TiVo for the…

Being compared to TiVo is just about the best praise you can ask for in the technology space right now. While I don’t think TiVo the company will thrive in the long-term, they’ve elevated the expectations of consumers everywhere, and not just within TV. Whether they succeed commercially or not, they’ve changed the world. That’s not too shabby.

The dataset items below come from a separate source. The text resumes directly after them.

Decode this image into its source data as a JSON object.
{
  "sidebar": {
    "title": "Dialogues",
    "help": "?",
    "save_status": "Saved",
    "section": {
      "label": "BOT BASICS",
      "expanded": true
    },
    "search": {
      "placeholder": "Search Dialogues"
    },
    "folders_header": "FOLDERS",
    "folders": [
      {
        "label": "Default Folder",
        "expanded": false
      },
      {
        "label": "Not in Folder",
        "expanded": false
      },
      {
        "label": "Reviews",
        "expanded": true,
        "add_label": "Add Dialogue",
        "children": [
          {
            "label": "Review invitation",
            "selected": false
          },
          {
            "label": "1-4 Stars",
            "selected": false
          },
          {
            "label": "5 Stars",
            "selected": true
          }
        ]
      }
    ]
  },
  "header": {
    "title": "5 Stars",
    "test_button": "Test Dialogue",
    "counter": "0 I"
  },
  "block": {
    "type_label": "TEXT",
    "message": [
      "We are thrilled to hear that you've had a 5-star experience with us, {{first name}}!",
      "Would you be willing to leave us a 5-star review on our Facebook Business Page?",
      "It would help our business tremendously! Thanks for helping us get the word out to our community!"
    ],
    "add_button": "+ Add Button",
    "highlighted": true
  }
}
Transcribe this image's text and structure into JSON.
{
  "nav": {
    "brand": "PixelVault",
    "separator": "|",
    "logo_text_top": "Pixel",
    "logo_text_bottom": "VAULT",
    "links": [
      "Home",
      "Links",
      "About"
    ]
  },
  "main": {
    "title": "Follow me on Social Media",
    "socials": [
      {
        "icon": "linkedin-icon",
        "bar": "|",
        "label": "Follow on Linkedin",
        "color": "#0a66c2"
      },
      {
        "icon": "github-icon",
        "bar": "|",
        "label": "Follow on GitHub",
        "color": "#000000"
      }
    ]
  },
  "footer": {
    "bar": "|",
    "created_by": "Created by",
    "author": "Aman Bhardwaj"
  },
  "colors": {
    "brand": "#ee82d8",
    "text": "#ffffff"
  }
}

Via the Scripting News RSS feed just now, I saw this Feedster analogy:

Think of RSS as “Tivo for the Web”.

As someone who flipped through both NFL playoff games today via TiVo, in about one-third the time, and someone who was pre-ordered a product (RadioShark, from Griffin Technology… end of February, according to those manning Macworld booth) which promises to deliver a TiVo-like experience for radio, I’m a sucker for this analogy. But it doesn’t hold water. The difference with RSS is delivery, as that Feedster page makes clear if you read more than the quote. TiVo is not about delivery. It’s about taking control of time, taking it back from the content producers. The web has never forced you to adapt to the content producers’ time constraints. Both technically and otherwise, the web is stateless in most of its applications — you choose when to interact, even if that interaction is passive reading. So, the analogy misses, but it sounds cool all the same, and I’ll bet it gets picked up far and wide, even though it’s wrong… which is not necessarily a bad thing for RSS, which needs something to bring it out of the early adopter technologist world and into more general use/understanding.